On September 22, Donald Trump declared on national TV that pregnant women should never take Tylenol because it “causes autism.” His statement went far beyond his own Food and Drug Administration’s advice. The FDA merely suggested doctors “consider minimizing” acetaminophen use in pregnancy amid inconclusive evidence. As the Associated Press reported, Trump also repeated discredited claims about vaccines and autism, shocking doctors and scientists across the country.

Dr. Steven Fleischman, president of the American College of Obstetricians and Gynecologists (ACOG), said Trump’s comments risk terrifying parents. “I don’t want you going back and looking and saying to yourself, ‘I shouldn’t have done this, I shouldn’t have done that.’ It’s nothing you did. It really is not.”

ACOG later issued a formal statement affirming the safety of acetaminophen in pregnancy. “In more than two decades of research on the use of acetaminophen in pregnancy, not a single reputable study has successfully concluded that the use of acetaminophen in any trimester of pregnancy causes neurodevelopmental disorders in children,” the group wrote.

What the science actually says about Tylenol and pregnancy

Acetaminophen, commonly sold as Tylenol, is one of the few pain and fever medications considered safe during pregnancy. Doctors often recommend it because untreated fevers increase risks for miscarriage, preterm birth, and other complications.

PBS reporting shows that while some studies found an “association” between prenatal acetaminophen use and autism, others did not. And association is not causation. The largest and most rigorous study to date, published in 2024 and involving 2.5 million births in Sweden, found no evidence of increased risk for autism, ADHD, or intellectual disability. Lead researcher Brian Lee explained that initial associations disappeared when comparing siblings, suggesting genetics or underlying maternal health conditions explained the link.

In other words, the evidence does not show Tylenol causes autism. What it does show is that untreated pain and fever during pregnancy are demonstrably dangerous.

Tylenol as a political weapon

The backlash from medical professionals is about science, but Trump’s rhetoric is about power. By casting doubt on Tylenol—the one widely approved option for pain during pregnancy—he reasserts an old patriarchal idea: that motherhood and womanhood should be painful.

The timing also matters. As the AP noted, Trump’s announcement coincided with his administration promoting leucovorin, an unproven “treatment” for autism. That juxtaposition—discrediting one of the safest tools for pregnant people while pushing untested alternatives—mirrors his COVID-era playbook of misinformation paired with political posturing.

The Christian Nationalist undertone in Tylenol claims

This is where public health collides with ideology. White Christian Nationalism is shown to rely on rigid hierarchies: God over man, man over woman, parents over children. As Philip Gorski and Samuel Perry have argued, it promotes a worldview that frames suffering as virtuous and women’s autonomy as secondary to reproduction.

Trump’s attack on Tylenol fits squarely into that frame. By suggesting that pain relief is suspect, and that women should endure pregnancy without intervention, he echoes a Christian Nationalist belief that motherhood is divinely sanctioned suffering.
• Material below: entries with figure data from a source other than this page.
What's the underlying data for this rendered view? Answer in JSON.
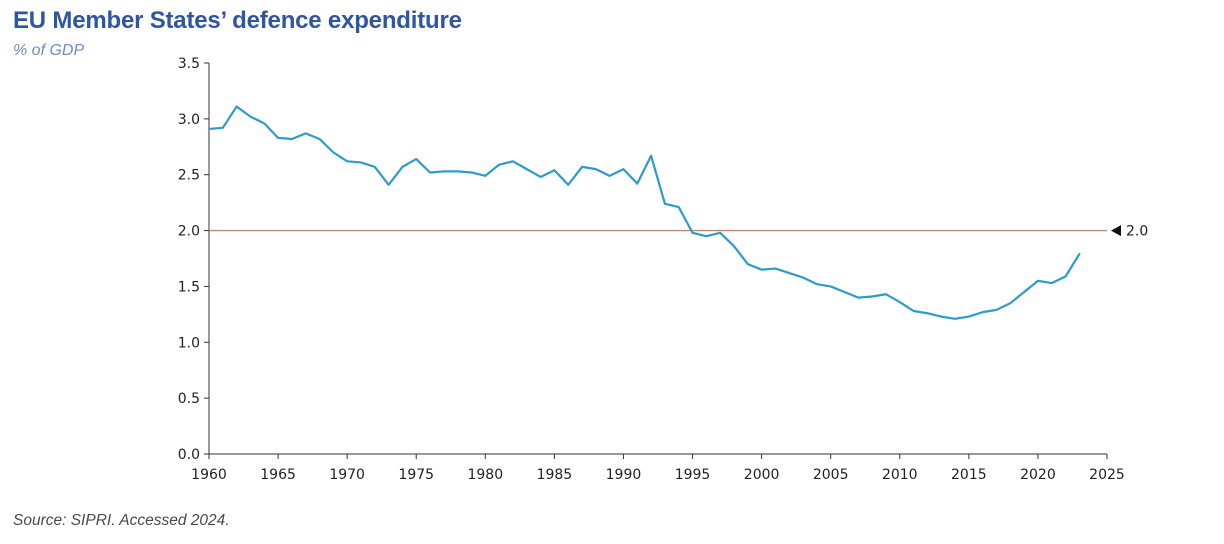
{
  "title": "EU Member States’ defence expenditure",
  "subtitle": "% of GDP",
  "source": "Source: SIPRI. Accessed 2024.",
  "colors": {
    "line": "#2e9bcc",
    "reference_line": "#b48a78",
    "axis": "#333333",
    "title": "#2f55a4",
    "subtitle": "#6f8cc6"
  },
  "chart_data": {
    "type": "line",
    "title": "EU Member States’ defence expenditure",
    "ylabel": "% of GDP",
    "xlabel": "",
    "xlim": [
      1960,
      2025
    ],
    "ylim": [
      0,
      3.5
    ],
    "x_ticks": [
      "1960",
      "1965",
      "1970",
      "1975",
      "1980",
      "1985",
      "1990",
      "1995",
      "2000",
      "2005",
      "2010",
      "2015",
      "2020",
      "2025"
    ],
    "y_ticks": [
      "0.0",
      "0.5",
      "1.0",
      "1.5",
      "2.0",
      "2.5",
      "3.0",
      "3.5"
    ],
    "grid": false,
    "reference_line": {
      "value": 2.0,
      "label": "2.0"
    },
    "series": [
      {
        "name": "EU Member States defence expenditure (% of GDP)",
        "x": [
          1960,
          1961,
          1962,
          1963,
          1964,
          1965,
          1966,
          1967,
          1968,
          1969,
          1970,
          1971,
          1972,
          1973,
          1974,
          1975,
          1976,
          1977,
          1978,
          1979,
          1980,
          1981,
          1982,
          1983,
          1984,
          1985,
          1986,
          1987,
          1988,
          1989,
          1990,
          1991,
          1992,
          1993,
          1994,
          1995,
          1996,
          1997,
          1998,
          1999,
          2000,
          2001,
          2002,
          2003,
          2004,
          2005,
          2006,
          2007,
          2008,
          2009,
          2010,
          2011,
          2012,
          2013,
          2014,
          2015,
          2016,
          2017,
          2018,
          2019,
          2020,
          2021,
          2022,
          2023
        ],
        "values": [
          2.91,
          2.92,
          3.11,
          3.02,
          2.96,
          2.83,
          2.82,
          2.87,
          2.82,
          2.7,
          2.62,
          2.61,
          2.57,
          2.41,
          2.57,
          2.64,
          2.52,
          2.53,
          2.53,
          2.52,
          2.49,
          2.59,
          2.62,
          2.55,
          2.48,
          2.54,
          2.41,
          2.57,
          2.55,
          2.49,
          2.55,
          2.42,
          2.67,
          2.24,
          2.21,
          1.98,
          1.95,
          1.98,
          1.86,
          1.7,
          1.65,
          1.66,
          1.62,
          1.58,
          1.52,
          1.5,
          1.45,
          1.4,
          1.41,
          1.43,
          1.36,
          1.28,
          1.26,
          1.23,
          1.21,
          1.23,
          1.27,
          1.29,
          1.35,
          1.45,
          1.55,
          1.53,
          1.59,
          1.79
        ]
      }
    ]
  }
}
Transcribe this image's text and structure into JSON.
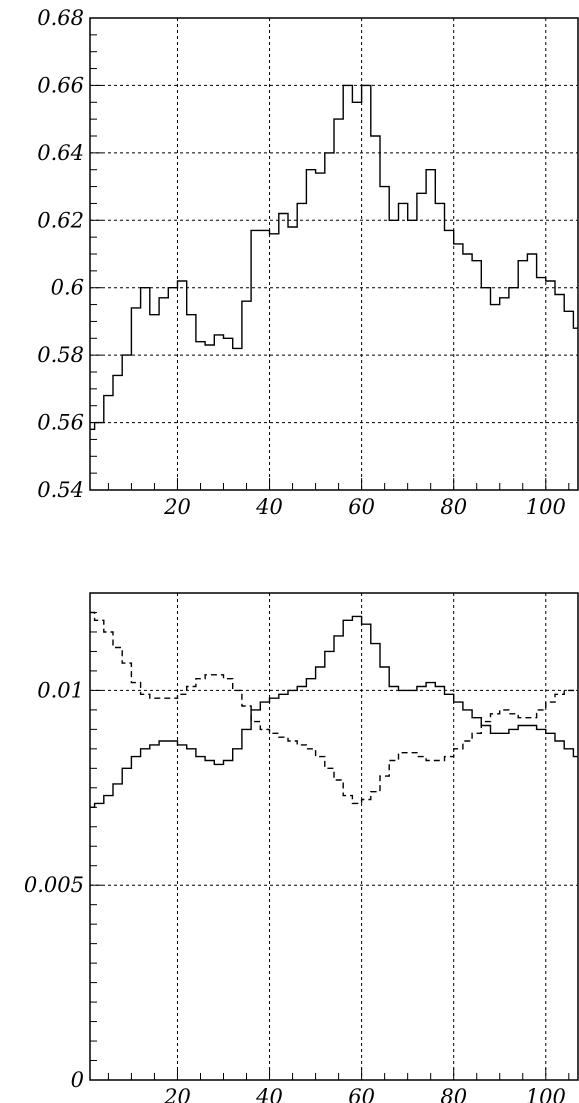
{
  "chart_data": [
    {
      "type": "line",
      "title": "",
      "xlabel": "",
      "ylabel": "",
      "xlim": [
        1,
        107
      ],
      "ylim": [
        0.54,
        0.68
      ],
      "grid": true,
      "x_ticks": [
        20,
        40,
        60,
        80,
        100
      ],
      "y_ticks": [
        0.54,
        0.56,
        0.58,
        0.6,
        0.62,
        0.64,
        0.66,
        0.68
      ],
      "x_tick_labels": [
        "20",
        "40",
        "60",
        "80",
        "100"
      ],
      "y_tick_labels": [
        "0.54",
        "0.56",
        "0.58",
        "0.6",
        "0.62",
        "0.64",
        "0.66",
        "0.68"
      ],
      "series": [
        {
          "style": "solid",
          "step": true,
          "x": [
            1,
            3,
            5,
            7,
            9,
            11,
            13,
            15,
            17,
            19,
            21,
            23,
            25,
            27,
            29,
            31,
            33,
            35,
            37,
            39,
            41,
            43,
            45,
            47,
            49,
            51,
            53,
            55,
            57,
            59,
            61,
            63,
            65,
            67,
            69,
            71,
            73,
            75,
            77,
            79,
            81,
            83,
            85,
            87,
            89,
            91,
            93,
            95,
            97,
            99,
            101,
            103,
            105,
            107
          ],
          "y": [
            0.558,
            0.56,
            0.568,
            0.574,
            0.58,
            0.594,
            0.6,
            0.592,
            0.597,
            0.6,
            0.602,
            0.592,
            0.584,
            0.583,
            0.586,
            0.585,
            0.582,
            0.596,
            0.617,
            0.617,
            0.616,
            0.622,
            0.618,
            0.625,
            0.635,
            0.634,
            0.64,
            0.65,
            0.66,
            0.655,
            0.66,
            0.645,
            0.63,
            0.62,
            0.625,
            0.62,
            0.628,
            0.635,
            0.625,
            0.617,
            0.613,
            0.61,
            0.608,
            0.6,
            0.595,
            0.597,
            0.6,
            0.608,
            0.61,
            0.603,
            0.602,
            0.598,
            0.593,
            0.588
          ]
        }
      ]
    },
    {
      "type": "line",
      "title": "",
      "xlabel": "",
      "ylabel": "",
      "xlim": [
        1,
        107
      ],
      "ylim": [
        0,
        0.0125
      ],
      "grid": true,
      "x_ticks": [
        20,
        40,
        60,
        80,
        100
      ],
      "y_ticks": [
        0,
        0.005,
        0.01
      ],
      "x_tick_labels": [
        "20",
        "40",
        "60",
        "80",
        "100"
      ],
      "y_tick_labels": [
        "0",
        "0.005",
        "0.01"
      ],
      "series": [
        {
          "style": "solid",
          "step": true,
          "x": [
            1,
            3,
            5,
            7,
            9,
            11,
            13,
            15,
            17,
            19,
            21,
            23,
            25,
            27,
            29,
            31,
            33,
            35,
            37,
            39,
            41,
            43,
            45,
            47,
            49,
            51,
            53,
            55,
            57,
            59,
            61,
            63,
            65,
            67,
            69,
            71,
            73,
            75,
            77,
            79,
            81,
            83,
            85,
            87,
            89,
            91,
            93,
            95,
            97,
            99,
            101,
            103,
            105,
            107
          ],
          "y": [
            0.007,
            0.0071,
            0.0073,
            0.0076,
            0.008,
            0.0083,
            0.0085,
            0.0086,
            0.0087,
            0.0087,
            0.0086,
            0.0085,
            0.0083,
            0.0082,
            0.0081,
            0.0082,
            0.0085,
            0.009,
            0.0095,
            0.0097,
            0.0098,
            0.0099,
            0.01,
            0.0101,
            0.0103,
            0.0106,
            0.011,
            0.0114,
            0.0118,
            0.0119,
            0.0117,
            0.0112,
            0.0106,
            0.0101,
            0.01,
            0.01,
            0.0101,
            0.0102,
            0.0101,
            0.0099,
            0.0097,
            0.0095,
            0.0093,
            0.0091,
            0.0089,
            0.0089,
            0.009,
            0.0091,
            0.0091,
            0.009,
            0.0089,
            0.0087,
            0.0085,
            0.0083
          ]
        },
        {
          "style": "dashed",
          "step": true,
          "x": [
            1,
            3,
            5,
            7,
            9,
            11,
            13,
            15,
            17,
            19,
            21,
            23,
            25,
            27,
            29,
            31,
            33,
            35,
            37,
            39,
            41,
            43,
            45,
            47,
            49,
            51,
            53,
            55,
            57,
            59,
            61,
            63,
            65,
            67,
            69,
            71,
            73,
            75,
            77,
            79,
            81,
            83,
            85,
            87,
            89,
            91,
            93,
            95,
            97,
            99,
            101,
            103,
            105,
            107
          ],
          "y": [
            0.012,
            0.0118,
            0.0115,
            0.0111,
            0.0107,
            0.0102,
            0.0099,
            0.0098,
            0.0098,
            0.0098,
            0.0099,
            0.0101,
            0.0103,
            0.0104,
            0.0104,
            0.0103,
            0.01,
            0.0096,
            0.0092,
            0.009,
            0.0089,
            0.0088,
            0.0087,
            0.0086,
            0.0085,
            0.0083,
            0.008,
            0.0077,
            0.0073,
            0.0071,
            0.0072,
            0.0074,
            0.0078,
            0.0082,
            0.0084,
            0.0084,
            0.0083,
            0.0082,
            0.0082,
            0.0083,
            0.0085,
            0.0087,
            0.0089,
            0.0092,
            0.0094,
            0.0095,
            0.0094,
            0.0093,
            0.0093,
            0.0095,
            0.0097,
            0.0099,
            0.01,
            0.01
          ]
        }
      ]
    }
  ]
}
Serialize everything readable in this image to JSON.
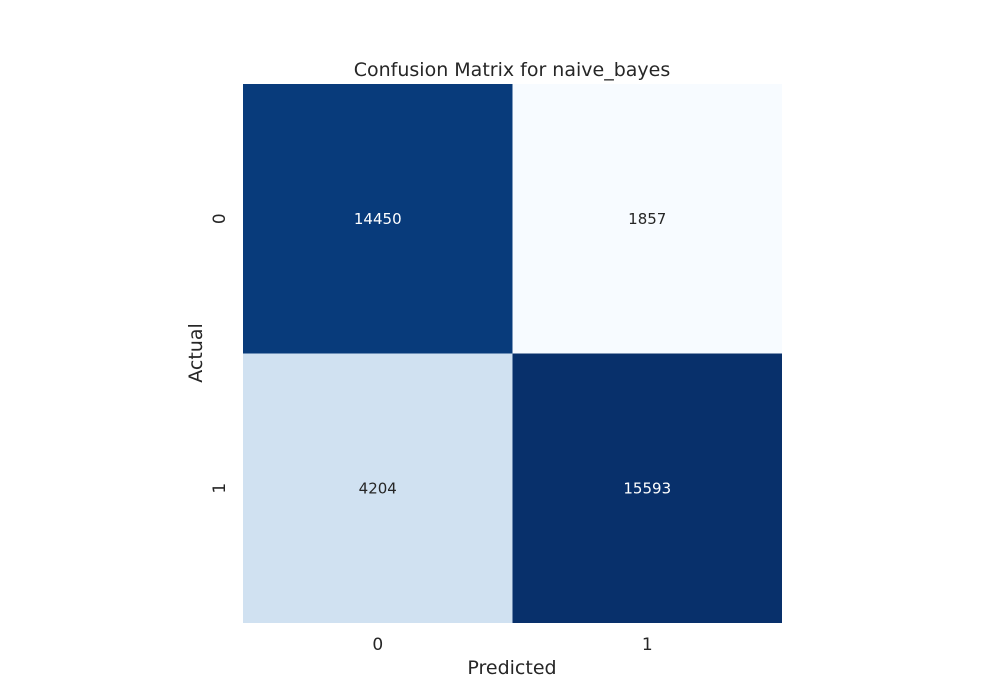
{
  "chart_data": {
    "type": "heatmap",
    "title": "Confusion Matrix for naive_bayes",
    "xlabel": "Predicted",
    "ylabel": "Actual",
    "x_categories": [
      "0",
      "1"
    ],
    "y_categories": [
      "0",
      "1"
    ],
    "values": [
      [
        14450,
        1857
      ],
      [
        4204,
        15593
      ]
    ],
    "colormap": "Blues",
    "colorbar": false,
    "grid": false,
    "colors": {
      "low": "#f7fbff",
      "mid_low": "#d6e6f4",
      "mid_high": "#084488",
      "high": "#08306b",
      "text_light": "#ffffff",
      "text_dark": "#262626"
    }
  }
}
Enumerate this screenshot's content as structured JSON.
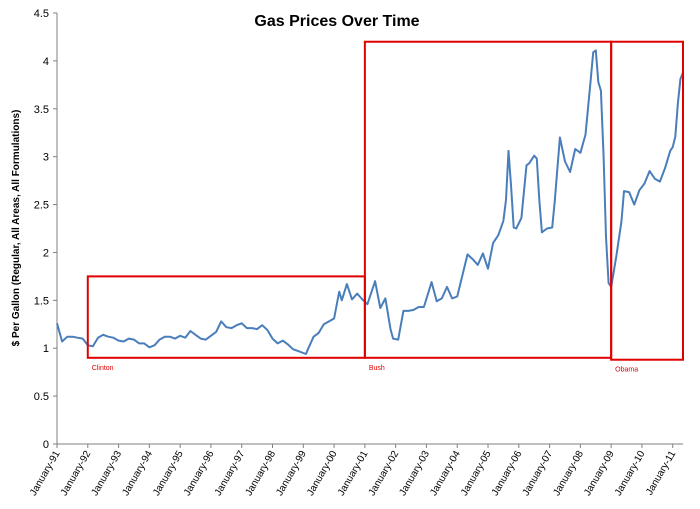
{
  "chart_data": {
    "type": "line",
    "title": "Gas Prices Over Time",
    "xlabel": "",
    "ylabel": "$ Per Gallon (Regular, All Areas, All Formulations)",
    "ylim": [
      0,
      4.5
    ],
    "yticks": [
      "0",
      "0.5",
      "1",
      "1.5",
      "2",
      "2.5",
      "3",
      "3.5",
      "4",
      "4.5"
    ],
    "xlim": [
      "1991-01",
      "2011-05"
    ],
    "xticks": [
      "January-91",
      "January-92",
      "January-93",
      "January-94",
      "January-95",
      "January-96",
      "January-97",
      "January-98",
      "January-99",
      "January-00",
      "January-01",
      "January-02",
      "January-03",
      "January-04",
      "January-05",
      "January-06",
      "January-07",
      "January-08",
      "January-09",
      "January-10",
      "January-11"
    ],
    "grid": false,
    "legend": "none",
    "line_color": "#4a7ebb",
    "annotation_color": "#e00000",
    "series": [
      {
        "x": [
          "1991-01",
          "1991-03",
          "1991-05",
          "1991-07",
          "1991-09",
          "1991-11",
          "1992-01",
          "1992-03",
          "1992-05",
          "1992-07",
          "1992-09",
          "1992-11",
          "1993-01",
          "1993-03",
          "1993-05",
          "1993-07",
          "1993-09",
          "1993-11",
          "1994-01",
          "1994-03",
          "1994-05",
          "1994-07",
          "1994-09",
          "1994-11",
          "1995-01",
          "1995-03",
          "1995-05",
          "1995-07",
          "1995-09",
          "1995-11",
          "1996-01",
          "1996-03",
          "1996-05",
          "1996-07",
          "1996-09",
          "1996-11",
          "1997-01",
          "1997-03",
          "1997-05",
          "1997-07",
          "1997-09",
          "1997-11",
          "1998-01",
          "1998-03",
          "1998-05",
          "1998-07",
          "1998-09",
          "1998-11",
          "1999-01",
          "1999-02",
          "1999-03",
          "1999-05",
          "1999-07",
          "1999-09",
          "1999-11",
          "2000-01",
          "2000-03",
          "2000-04",
          "2000-06",
          "2000-08",
          "2000-10",
          "2000-12",
          "2001-02",
          "2001-05",
          "2001-07",
          "2001-09",
          "2001-11",
          "2001-12",
          "2002-02",
          "2002-04",
          "2002-06",
          "2002-08",
          "2002-10",
          "2002-12",
          "2003-03",
          "2003-05",
          "2003-07",
          "2003-09",
          "2003-11",
          "2004-01",
          "2004-03",
          "2004-05",
          "2004-07",
          "2004-09",
          "2004-11",
          "2005-01",
          "2005-03",
          "2005-05",
          "2005-07",
          "2005-08",
          "2005-09",
          "2005-10",
          "2005-11",
          "2005-12",
          "2006-02",
          "2006-04",
          "2006-05",
          "2006-07",
          "2006-08",
          "2006-09",
          "2006-10",
          "2006-12",
          "2007-02",
          "2007-03",
          "2007-05",
          "2007-07",
          "2007-09",
          "2007-11",
          "2008-01",
          "2008-03",
          "2008-05",
          "2008-06",
          "2008-07",
          "2008-08",
          "2008-09",
          "2008-10",
          "2008-11",
          "2008-12",
          "2009-01",
          "2009-03",
          "2009-05",
          "2009-06",
          "2009-08",
          "2009-10",
          "2009-12",
          "2010-02",
          "2010-04",
          "2010-06",
          "2010-08",
          "2010-10",
          "2010-12",
          "2011-01",
          "2011-02",
          "2011-03",
          "2011-04",
          "2011-05"
        ],
        "values": [
          1.26,
          1.07,
          1.12,
          1.12,
          1.11,
          1.1,
          1.03,
          1.02,
          1.11,
          1.14,
          1.12,
          1.11,
          1.08,
          1.07,
          1.1,
          1.09,
          1.05,
          1.05,
          1.01,
          1.03,
          1.09,
          1.12,
          1.12,
          1.1,
          1.13,
          1.11,
          1.18,
          1.14,
          1.1,
          1.09,
          1.13,
          1.17,
          1.28,
          1.22,
          1.21,
          1.24,
          1.26,
          1.21,
          1.21,
          1.2,
          1.24,
          1.19,
          1.1,
          1.05,
          1.08,
          1.04,
          0.99,
          0.97,
          0.95,
          0.94,
          1.0,
          1.12,
          1.16,
          1.25,
          1.28,
          1.31,
          1.59,
          1.5,
          1.67,
          1.51,
          1.57,
          1.51,
          1.46,
          1.7,
          1.42,
          1.52,
          1.2,
          1.1,
          1.09,
          1.39,
          1.39,
          1.4,
          1.43,
          1.43,
          1.69,
          1.49,
          1.52,
          1.64,
          1.52,
          1.54,
          1.76,
          1.98,
          1.93,
          1.87,
          1.99,
          1.83,
          2.1,
          2.18,
          2.33,
          2.55,
          3.06,
          2.69,
          2.26,
          2.25,
          2.36,
          2.91,
          2.93,
          3.01,
          2.98,
          2.55,
          2.21,
          2.25,
          2.26,
          2.53,
          3.2,
          2.95,
          2.84,
          3.08,
          3.04,
          3.23,
          3.79,
          4.09,
          4.11,
          3.78,
          3.69,
          3.03,
          2.16,
          1.68,
          1.64,
          1.96,
          2.32,
          2.64,
          2.63,
          2.5,
          2.65,
          2.72,
          2.85,
          2.77,
          2.74,
          2.88,
          3.06,
          3.1,
          3.21,
          3.56,
          3.81,
          3.88
        ]
      }
    ],
    "annotations": [
      {
        "label": "Clinton",
        "x_range": [
          "1992-01",
          "2001-01"
        ],
        "y_range": [
          0.9,
          1.75
        ]
      },
      {
        "label": "Bush",
        "x_range": [
          "2001-01",
          "2009-01"
        ],
        "y_range": [
          0.9,
          4.2
        ]
      },
      {
        "label": "Obama",
        "x_range": [
          "2009-01",
          "2011-05"
        ],
        "y_range": [
          0.88,
          4.2
        ]
      }
    ]
  }
}
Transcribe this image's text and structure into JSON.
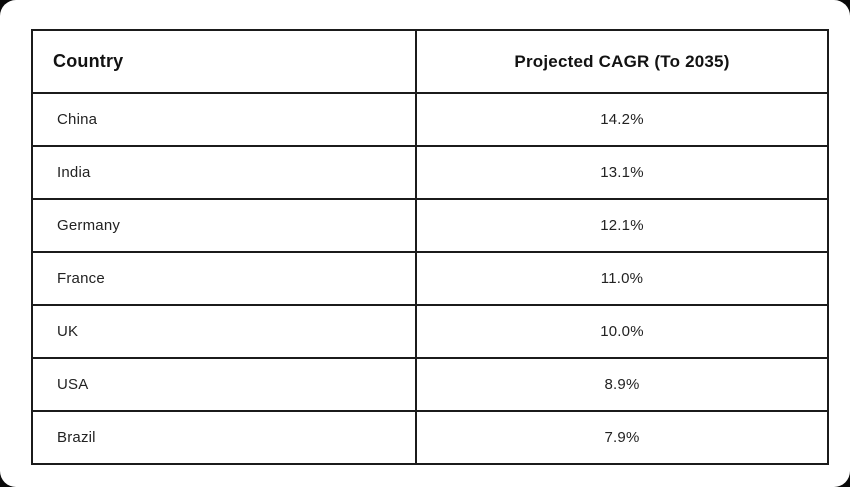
{
  "colors": {
    "page_background": "#0a0a0a",
    "card_background": "#ffffff",
    "table_border": "#1b1b1b",
    "header_text": "#121212",
    "cell_text": "#222222"
  },
  "table": {
    "columns": [
      {
        "label": "Country"
      },
      {
        "label": "Projected CAGR (To 2035)"
      }
    ],
    "rows": [
      {
        "country": "China",
        "cagr": "14.2%"
      },
      {
        "country": "India",
        "cagr": "13.1%"
      },
      {
        "country": "Germany",
        "cagr": "12.1%"
      },
      {
        "country": "France",
        "cagr": "11.0%"
      },
      {
        "country": "UK",
        "cagr": "10.0%"
      },
      {
        "country": "USA",
        "cagr": "8.9%"
      },
      {
        "country": "Brazil",
        "cagr": "7.9%"
      }
    ]
  },
  "chart_data": {
    "type": "table",
    "title": "",
    "columns": [
      "Country",
      "Projected CAGR (To 2035)"
    ],
    "categories": [
      "China",
      "India",
      "Germany",
      "France",
      "UK",
      "USA",
      "Brazil"
    ],
    "values": [
      14.2,
      13.1,
      12.1,
      11.0,
      10.0,
      8.9,
      7.9
    ],
    "value_unit": "%",
    "rows": [
      [
        "China",
        "14.2%"
      ],
      [
        "India",
        "13.1%"
      ],
      [
        "Germany",
        "12.1%"
      ],
      [
        "France",
        "11.0%"
      ],
      [
        "UK",
        "10.0%"
      ],
      [
        "USA",
        "8.9%"
      ],
      [
        "Brazil",
        "7.9%"
      ]
    ]
  }
}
As Andrew Whitehead’s research at Purdue shows, this movement often conflates “natural” roles for women with religious duty, leaving little room for medical nuance or reproductive choice.

Doctors warn the harm is immediate

Doctors fear the consequences of this rhetoric will not stay abstract. “Pregnant patients should not be frightened away from the many benefits of acetaminophen, which is safe and one of the few options pregnant people have for pain relief,” said Dr. Christopher Zahn of ACOG to PBS.

Yet misinformation spreads quickly. As vaccine expert Dr. Paul Offit told the AP, “No doubt children will suffer” from Trump’s claims. For pregnant people, the harm may come from untreated medical conditions, while for children, it may come from decreased vaccine uptake driven by the same recycled conspiracy theories.

The bigger picture: Women’s pain as political currency

At its core, this controversy is about more than Tylenol. It is about who gets to decide how women experience pregnancy and motherhood. For decades, women’s pain has been minimized or ignored in medicine. Now, that neglect is being weaponized as political messaging.

Trump’s claims revive long-debunked myths while advancing an ideological vision rooted in Christian Nationalism: one that frames women’s bodies as sites of suffering for the sake of nation, faith, and control. For pregnant people navigating already limited options, the cost of this rhetoric is not theoretical. It is measured in their health, autonomy, and survival.